Virginia Woolf au Théâtre de l’Oeuvre

Un couple de quarantenaires va lors d’une soirée arrosée affronter leur illusion commune pour la faire, enfin, chuter.

Sur le campus, George, professeur d’histoire raté et Martha, fille du doyen se livrent à une dispute conjugale où tout est remis en question. Dans une violente querelle cathartique, ils vont mener un jeu dangereux qui ne cessera que lorsque l’espoir rendra gorge. Face à eux, un jeune couple, leur lointain alter ego leur rappelle en miroir leur passé. À la fin de la soirée, une révélation insupportable fournit un moment fort qui choqua longtemps le public.

La pièce fut l’objet d’une adaptation cinématographique célèbre avec Élisabeth Taylor et Richard Burton. Assez peu montée en France elle est comme un classique et donc un piège. Alain Françon, le metteur en scène, Dominique Valadié (Martha) et Wladimir Yordanoff (George) ont réussi à éviter le piège et à restituer l’esprit du texte dans ce que cette pièce est une authentique histoire d’amour.

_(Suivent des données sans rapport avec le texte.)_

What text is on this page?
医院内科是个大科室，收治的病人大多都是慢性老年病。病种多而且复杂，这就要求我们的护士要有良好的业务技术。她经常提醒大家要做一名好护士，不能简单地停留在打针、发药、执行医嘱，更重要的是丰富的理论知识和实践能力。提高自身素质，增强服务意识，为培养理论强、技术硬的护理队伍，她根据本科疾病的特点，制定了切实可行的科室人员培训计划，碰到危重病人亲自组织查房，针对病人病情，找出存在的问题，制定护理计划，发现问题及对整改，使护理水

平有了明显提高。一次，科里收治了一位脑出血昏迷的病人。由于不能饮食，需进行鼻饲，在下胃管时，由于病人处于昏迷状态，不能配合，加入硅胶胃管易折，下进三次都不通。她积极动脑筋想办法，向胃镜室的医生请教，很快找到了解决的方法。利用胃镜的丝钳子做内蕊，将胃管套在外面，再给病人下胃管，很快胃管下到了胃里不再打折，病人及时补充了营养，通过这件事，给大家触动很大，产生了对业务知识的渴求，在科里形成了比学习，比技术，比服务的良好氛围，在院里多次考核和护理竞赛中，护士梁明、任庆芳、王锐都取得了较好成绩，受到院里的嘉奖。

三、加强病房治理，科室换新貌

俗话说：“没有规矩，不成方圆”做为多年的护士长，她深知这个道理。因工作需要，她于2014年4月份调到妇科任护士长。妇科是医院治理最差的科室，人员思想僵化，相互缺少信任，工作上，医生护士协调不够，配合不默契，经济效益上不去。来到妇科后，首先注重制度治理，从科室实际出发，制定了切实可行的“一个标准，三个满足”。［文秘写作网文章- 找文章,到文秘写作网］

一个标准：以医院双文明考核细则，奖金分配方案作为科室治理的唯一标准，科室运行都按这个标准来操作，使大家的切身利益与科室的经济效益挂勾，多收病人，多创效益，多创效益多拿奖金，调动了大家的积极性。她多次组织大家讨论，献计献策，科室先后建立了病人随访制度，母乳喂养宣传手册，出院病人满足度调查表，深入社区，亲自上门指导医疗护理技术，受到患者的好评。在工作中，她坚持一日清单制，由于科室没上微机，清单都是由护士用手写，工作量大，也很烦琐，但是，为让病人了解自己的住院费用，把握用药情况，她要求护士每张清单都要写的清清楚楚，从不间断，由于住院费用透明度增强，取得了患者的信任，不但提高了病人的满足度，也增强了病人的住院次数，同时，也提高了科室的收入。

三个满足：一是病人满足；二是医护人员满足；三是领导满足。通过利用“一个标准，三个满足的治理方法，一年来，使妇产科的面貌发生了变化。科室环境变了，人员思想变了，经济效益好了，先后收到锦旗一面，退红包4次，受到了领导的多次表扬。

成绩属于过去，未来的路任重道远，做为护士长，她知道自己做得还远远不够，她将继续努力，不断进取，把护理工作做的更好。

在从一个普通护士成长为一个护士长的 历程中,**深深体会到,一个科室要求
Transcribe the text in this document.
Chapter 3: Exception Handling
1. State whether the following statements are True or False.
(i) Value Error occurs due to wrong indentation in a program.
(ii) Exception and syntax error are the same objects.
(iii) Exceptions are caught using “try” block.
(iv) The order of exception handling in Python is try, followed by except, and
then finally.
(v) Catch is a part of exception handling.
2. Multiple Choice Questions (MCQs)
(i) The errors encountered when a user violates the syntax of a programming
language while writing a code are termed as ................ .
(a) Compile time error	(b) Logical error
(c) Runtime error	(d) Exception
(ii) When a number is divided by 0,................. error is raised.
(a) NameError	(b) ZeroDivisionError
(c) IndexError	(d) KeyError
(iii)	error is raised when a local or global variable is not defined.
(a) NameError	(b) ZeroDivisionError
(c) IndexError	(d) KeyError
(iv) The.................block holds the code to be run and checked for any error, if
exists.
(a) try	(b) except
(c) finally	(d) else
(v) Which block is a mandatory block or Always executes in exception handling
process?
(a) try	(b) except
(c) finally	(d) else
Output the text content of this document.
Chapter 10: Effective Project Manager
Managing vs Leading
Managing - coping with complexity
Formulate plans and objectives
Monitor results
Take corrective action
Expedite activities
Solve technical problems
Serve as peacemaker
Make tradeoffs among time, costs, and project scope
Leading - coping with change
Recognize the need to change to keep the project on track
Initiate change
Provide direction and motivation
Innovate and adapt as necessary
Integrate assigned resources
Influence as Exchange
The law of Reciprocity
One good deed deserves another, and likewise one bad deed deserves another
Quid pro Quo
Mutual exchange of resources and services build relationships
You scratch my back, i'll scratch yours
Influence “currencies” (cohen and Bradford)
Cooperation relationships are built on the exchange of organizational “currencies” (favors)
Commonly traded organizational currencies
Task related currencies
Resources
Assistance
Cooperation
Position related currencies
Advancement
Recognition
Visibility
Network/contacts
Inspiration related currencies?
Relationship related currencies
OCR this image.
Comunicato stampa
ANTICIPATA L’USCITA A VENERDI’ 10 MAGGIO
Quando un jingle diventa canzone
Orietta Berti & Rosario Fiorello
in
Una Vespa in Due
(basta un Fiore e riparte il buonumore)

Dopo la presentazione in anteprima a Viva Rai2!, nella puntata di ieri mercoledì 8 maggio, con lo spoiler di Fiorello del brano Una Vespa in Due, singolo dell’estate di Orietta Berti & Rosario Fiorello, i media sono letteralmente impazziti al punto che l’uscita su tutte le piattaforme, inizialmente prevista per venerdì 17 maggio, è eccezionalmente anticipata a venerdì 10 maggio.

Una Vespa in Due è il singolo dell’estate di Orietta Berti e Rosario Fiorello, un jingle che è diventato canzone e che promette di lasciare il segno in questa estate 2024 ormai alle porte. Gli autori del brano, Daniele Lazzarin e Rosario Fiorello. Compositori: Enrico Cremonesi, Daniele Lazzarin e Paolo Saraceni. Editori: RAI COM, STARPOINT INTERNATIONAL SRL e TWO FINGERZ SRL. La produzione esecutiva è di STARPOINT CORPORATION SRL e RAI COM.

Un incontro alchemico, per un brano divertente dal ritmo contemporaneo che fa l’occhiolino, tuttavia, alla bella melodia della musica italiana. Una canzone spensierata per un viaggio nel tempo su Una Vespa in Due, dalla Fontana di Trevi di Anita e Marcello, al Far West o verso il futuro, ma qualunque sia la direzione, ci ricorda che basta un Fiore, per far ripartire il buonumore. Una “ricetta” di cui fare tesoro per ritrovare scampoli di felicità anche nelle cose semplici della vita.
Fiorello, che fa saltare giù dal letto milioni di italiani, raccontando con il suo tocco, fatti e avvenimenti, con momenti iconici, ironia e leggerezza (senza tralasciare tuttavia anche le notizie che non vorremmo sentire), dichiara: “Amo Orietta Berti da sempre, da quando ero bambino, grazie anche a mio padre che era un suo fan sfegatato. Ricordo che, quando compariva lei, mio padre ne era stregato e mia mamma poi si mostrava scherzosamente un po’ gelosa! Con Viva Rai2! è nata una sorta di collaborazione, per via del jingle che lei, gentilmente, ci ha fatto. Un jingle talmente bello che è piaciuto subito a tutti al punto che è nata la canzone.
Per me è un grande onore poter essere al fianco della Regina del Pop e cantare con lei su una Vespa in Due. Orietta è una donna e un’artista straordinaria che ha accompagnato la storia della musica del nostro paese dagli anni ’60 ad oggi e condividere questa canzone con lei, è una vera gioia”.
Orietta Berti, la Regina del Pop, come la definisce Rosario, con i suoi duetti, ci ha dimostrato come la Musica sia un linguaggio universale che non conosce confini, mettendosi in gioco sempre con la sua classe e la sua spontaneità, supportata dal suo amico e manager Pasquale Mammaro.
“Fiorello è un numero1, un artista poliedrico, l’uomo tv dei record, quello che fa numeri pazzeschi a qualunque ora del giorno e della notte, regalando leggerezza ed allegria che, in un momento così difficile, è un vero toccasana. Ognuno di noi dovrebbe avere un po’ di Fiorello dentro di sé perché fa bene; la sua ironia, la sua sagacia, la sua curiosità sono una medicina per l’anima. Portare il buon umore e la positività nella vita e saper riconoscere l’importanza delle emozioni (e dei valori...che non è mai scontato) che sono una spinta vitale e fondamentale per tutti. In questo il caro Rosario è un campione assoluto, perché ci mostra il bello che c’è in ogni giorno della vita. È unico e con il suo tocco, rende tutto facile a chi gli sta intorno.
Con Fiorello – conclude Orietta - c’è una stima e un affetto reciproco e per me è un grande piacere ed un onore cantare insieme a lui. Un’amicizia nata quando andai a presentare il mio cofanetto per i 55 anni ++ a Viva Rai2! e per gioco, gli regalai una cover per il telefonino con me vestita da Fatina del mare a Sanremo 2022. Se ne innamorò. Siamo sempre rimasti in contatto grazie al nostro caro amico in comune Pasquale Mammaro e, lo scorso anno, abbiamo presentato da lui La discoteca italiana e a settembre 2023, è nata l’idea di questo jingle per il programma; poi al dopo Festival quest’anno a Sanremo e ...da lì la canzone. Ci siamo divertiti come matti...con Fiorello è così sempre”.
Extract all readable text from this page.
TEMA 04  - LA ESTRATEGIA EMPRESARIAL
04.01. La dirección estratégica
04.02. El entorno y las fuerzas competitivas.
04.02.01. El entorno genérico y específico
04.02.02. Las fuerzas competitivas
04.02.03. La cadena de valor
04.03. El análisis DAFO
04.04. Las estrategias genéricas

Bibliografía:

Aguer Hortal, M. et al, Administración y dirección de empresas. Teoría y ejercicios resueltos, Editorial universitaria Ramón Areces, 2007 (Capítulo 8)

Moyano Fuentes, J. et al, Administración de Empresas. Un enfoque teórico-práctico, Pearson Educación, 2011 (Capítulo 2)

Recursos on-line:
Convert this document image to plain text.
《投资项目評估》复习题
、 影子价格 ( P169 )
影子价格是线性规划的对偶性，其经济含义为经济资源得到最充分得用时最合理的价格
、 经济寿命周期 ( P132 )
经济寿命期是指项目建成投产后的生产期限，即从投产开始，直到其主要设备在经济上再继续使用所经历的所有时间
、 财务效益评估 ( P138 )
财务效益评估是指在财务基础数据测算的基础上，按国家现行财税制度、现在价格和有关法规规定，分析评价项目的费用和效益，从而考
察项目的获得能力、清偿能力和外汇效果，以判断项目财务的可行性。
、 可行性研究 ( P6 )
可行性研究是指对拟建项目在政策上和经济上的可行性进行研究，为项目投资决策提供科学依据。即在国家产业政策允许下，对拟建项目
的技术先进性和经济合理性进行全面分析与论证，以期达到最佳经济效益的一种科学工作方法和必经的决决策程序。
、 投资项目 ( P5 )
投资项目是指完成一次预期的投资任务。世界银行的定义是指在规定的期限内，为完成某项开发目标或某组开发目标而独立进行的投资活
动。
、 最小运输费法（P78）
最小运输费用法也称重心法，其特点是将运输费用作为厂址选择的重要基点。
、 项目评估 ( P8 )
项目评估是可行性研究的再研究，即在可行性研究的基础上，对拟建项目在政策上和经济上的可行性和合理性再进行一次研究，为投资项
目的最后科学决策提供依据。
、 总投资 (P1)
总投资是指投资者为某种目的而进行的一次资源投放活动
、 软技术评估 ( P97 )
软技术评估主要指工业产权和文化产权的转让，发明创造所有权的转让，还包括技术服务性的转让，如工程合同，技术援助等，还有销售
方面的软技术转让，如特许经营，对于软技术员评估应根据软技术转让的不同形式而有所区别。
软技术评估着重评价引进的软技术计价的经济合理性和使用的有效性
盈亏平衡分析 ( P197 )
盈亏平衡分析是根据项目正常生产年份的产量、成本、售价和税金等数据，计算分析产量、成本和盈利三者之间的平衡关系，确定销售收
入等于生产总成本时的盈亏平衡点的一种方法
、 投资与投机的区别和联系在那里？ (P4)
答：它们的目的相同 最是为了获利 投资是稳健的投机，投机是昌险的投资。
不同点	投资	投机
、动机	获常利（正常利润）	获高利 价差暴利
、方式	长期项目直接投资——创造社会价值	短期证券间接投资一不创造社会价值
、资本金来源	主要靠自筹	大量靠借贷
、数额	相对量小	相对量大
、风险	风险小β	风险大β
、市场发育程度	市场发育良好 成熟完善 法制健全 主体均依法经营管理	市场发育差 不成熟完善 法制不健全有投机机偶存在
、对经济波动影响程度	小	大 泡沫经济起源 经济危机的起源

On a parlé d’une femme œdipienne concernant Martha sans interroger si c’est là sa pathologie ou son aménagement thérapeutique. On a vu en Georges un pervers narcissique affaissé sous le poids d’un idéal du moi effrayant. On s’est trompé à invoquer une fausse pathologie à la mode plutôt que de s’interroger sur ce que nous aurions fait à sa place entre une épouse insatisfaite et un beau père doyen de l’université. Ce couple dramatique mérite mieux qu’une étude sous forme d’une pseudopsychanalyse à la va vite. Il s’agit d’autre chose. Il s’agit de deuil et de déceptions. Il s’agit de la monotonie du quotidien et du rapport aux illusions. Il s’agit de ce que les êtres veulent faire partager à l’autre au sein du couple. Chaque désillusion, chaque déception s’est sédimentée lentement sur le pacte et le rêve originels. Martha et George doivent en passer par la destruction d’un secret commun qui fait tiers et qui a étayé leur couple. C’est ce moment de l’impossible, de l’inconnu que les deux comédiens par leur talent restituent si sûrement.

La mise en scène est très sobre, le décor crasse est minimaliste. Seuls comptent les mots. Car les mots qui ont créé vont détruire. Dominique Valadié est une magnifique Martha. Elle nous laisse sans répit, nous comme George. Wladimir Yordanoff sait nous rendre complices du chaos. Il assure de son talent la composition d’un George fort mais passif.

À la fin de cette soirée, Martha dit à Georges : alors seulement nous deux. Ils n’ont plus peur de Virginie Woolf, plus peur de vivre une vie sans illusions.